For shallow “open water fishing,” he uses only monofilament line – 17-pound Berkley Trilene XT, a tough abrasion-resistant mono suited to fishing near cover.

Why not fluorocarbon?

"Keeping it simple" for spinnerbait fishing begins with gearing up with the right match or rod, reel and line.

“Fluorocarbon has no stretch,” he explains. “It is like a souped-up monofilament. That’s what it is. It’s not quite braid, but the stretch is gone. And when you are in tight quarters, that mono has enough stretch so when a fish hits your spinnerbait, he takes the whole thing – instead of feeling you first!”

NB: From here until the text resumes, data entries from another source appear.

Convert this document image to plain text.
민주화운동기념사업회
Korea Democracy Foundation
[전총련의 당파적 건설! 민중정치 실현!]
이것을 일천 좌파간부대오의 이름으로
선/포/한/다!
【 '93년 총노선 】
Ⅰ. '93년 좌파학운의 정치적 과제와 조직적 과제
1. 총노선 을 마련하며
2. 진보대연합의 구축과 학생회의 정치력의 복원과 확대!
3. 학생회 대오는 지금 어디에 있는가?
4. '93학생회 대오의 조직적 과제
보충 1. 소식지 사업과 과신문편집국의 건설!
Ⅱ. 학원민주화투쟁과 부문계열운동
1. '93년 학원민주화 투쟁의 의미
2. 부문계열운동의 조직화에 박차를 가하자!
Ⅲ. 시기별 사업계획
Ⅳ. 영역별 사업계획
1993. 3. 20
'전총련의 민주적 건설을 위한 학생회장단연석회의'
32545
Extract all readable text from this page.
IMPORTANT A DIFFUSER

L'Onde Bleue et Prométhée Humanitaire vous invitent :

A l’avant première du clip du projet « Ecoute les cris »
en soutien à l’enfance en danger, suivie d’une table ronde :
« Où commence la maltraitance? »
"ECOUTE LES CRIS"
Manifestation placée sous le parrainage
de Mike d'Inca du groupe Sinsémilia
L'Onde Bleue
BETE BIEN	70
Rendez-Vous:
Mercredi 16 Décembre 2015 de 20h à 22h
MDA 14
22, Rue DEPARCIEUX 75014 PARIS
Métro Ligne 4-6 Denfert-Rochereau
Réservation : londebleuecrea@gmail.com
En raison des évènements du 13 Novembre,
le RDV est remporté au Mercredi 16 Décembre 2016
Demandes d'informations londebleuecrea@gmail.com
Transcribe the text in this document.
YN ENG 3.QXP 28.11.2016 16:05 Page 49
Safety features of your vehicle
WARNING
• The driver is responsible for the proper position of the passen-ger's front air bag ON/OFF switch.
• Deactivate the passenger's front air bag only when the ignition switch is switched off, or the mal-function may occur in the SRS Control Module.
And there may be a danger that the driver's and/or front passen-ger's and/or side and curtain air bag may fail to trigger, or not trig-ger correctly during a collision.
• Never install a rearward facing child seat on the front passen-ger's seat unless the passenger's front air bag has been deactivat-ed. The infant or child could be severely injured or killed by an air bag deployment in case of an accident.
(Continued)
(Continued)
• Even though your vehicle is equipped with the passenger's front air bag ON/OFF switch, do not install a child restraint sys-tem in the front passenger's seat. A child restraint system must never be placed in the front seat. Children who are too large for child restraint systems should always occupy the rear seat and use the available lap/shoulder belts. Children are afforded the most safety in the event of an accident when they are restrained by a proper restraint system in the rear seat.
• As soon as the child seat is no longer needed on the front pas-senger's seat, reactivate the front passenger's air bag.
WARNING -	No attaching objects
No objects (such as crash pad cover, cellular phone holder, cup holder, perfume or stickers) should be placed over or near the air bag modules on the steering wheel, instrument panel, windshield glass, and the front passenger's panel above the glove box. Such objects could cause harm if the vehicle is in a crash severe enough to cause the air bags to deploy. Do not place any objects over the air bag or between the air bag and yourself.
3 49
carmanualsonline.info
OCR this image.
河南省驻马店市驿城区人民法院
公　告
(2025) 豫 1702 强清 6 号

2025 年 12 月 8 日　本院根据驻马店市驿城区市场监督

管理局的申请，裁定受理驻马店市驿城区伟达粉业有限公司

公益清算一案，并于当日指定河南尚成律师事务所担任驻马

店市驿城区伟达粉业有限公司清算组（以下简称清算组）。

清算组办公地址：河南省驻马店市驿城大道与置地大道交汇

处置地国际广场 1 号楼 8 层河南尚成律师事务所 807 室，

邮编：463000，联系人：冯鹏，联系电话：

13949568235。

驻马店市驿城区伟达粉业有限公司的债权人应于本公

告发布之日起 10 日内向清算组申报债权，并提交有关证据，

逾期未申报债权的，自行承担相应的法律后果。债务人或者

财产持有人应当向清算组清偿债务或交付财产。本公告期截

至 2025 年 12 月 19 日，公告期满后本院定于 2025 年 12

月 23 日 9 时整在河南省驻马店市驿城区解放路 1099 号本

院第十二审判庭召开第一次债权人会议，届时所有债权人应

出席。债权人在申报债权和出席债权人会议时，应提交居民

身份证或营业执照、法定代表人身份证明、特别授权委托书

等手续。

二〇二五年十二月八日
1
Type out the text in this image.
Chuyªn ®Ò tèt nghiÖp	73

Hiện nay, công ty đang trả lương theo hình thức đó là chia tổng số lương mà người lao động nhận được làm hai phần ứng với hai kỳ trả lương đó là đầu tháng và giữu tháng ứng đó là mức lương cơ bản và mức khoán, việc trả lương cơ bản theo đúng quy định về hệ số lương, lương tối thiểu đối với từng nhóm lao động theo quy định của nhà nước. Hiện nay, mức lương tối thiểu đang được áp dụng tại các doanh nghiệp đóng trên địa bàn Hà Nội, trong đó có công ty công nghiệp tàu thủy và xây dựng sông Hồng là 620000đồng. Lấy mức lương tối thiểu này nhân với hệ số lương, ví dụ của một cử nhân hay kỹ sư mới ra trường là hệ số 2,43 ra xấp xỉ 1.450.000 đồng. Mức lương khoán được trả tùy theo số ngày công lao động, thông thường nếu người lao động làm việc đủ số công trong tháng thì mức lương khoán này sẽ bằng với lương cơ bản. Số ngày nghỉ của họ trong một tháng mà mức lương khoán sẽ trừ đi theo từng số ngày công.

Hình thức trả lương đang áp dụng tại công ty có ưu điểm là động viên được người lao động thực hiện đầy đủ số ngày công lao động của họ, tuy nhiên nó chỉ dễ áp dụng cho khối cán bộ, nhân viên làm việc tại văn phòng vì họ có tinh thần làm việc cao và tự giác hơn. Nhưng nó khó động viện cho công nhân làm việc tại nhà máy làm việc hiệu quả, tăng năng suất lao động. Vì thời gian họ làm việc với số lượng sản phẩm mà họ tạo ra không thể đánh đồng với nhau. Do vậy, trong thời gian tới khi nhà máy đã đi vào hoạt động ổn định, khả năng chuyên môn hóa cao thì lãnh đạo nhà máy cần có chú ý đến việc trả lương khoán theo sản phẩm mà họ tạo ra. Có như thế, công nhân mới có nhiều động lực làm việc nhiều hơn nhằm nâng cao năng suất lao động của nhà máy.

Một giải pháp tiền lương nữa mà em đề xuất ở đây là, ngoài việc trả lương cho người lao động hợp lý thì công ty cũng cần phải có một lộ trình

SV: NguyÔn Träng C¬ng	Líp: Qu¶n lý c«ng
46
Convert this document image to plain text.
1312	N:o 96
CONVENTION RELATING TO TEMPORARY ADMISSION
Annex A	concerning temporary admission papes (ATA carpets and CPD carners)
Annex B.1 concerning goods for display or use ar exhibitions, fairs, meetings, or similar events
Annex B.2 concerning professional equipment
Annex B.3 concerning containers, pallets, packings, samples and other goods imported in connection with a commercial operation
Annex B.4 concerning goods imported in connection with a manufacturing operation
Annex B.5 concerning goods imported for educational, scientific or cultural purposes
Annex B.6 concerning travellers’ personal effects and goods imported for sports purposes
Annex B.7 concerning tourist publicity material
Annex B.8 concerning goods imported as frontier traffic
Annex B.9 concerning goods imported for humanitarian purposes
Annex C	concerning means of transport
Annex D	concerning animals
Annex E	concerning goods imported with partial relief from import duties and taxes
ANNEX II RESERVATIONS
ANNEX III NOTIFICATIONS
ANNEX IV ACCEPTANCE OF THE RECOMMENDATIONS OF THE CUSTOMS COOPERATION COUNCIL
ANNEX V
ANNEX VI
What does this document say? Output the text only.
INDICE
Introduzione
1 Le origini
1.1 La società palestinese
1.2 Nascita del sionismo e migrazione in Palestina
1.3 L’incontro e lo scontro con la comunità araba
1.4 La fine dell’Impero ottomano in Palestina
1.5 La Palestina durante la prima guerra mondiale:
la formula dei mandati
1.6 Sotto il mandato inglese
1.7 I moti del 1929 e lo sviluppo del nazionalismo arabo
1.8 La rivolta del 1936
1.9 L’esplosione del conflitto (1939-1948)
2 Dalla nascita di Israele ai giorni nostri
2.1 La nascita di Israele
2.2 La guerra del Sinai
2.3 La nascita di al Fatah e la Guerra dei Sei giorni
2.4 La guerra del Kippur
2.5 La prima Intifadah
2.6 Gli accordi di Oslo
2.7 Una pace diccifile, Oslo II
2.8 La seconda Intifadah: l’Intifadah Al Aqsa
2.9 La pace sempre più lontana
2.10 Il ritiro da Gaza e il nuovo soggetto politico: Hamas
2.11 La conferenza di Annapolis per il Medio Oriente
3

Exception: While 17-pound monofilament is his exclusive choice for shallow cover-oriented fishing, he will use fluorocarbon to fish a spinnerbait on deep structure. “You don’t have a lot of line out when you are fishing shallow cover, and, if you use fluorocarbon, you will pull the bait right out of his mouth. But when I am fishing deep water, deep brush 10 to 20 feet down, I can get away with fluorocarbon. The more line you have out, the more ‘give’ you have. And with fluorocarbon, I get a heck of a lot more sensitivity!”

For burning a spinnerbait near the surface, he always uses monofilament. No exceptions.

Line: Berkley Trilene XT, 17-pound test.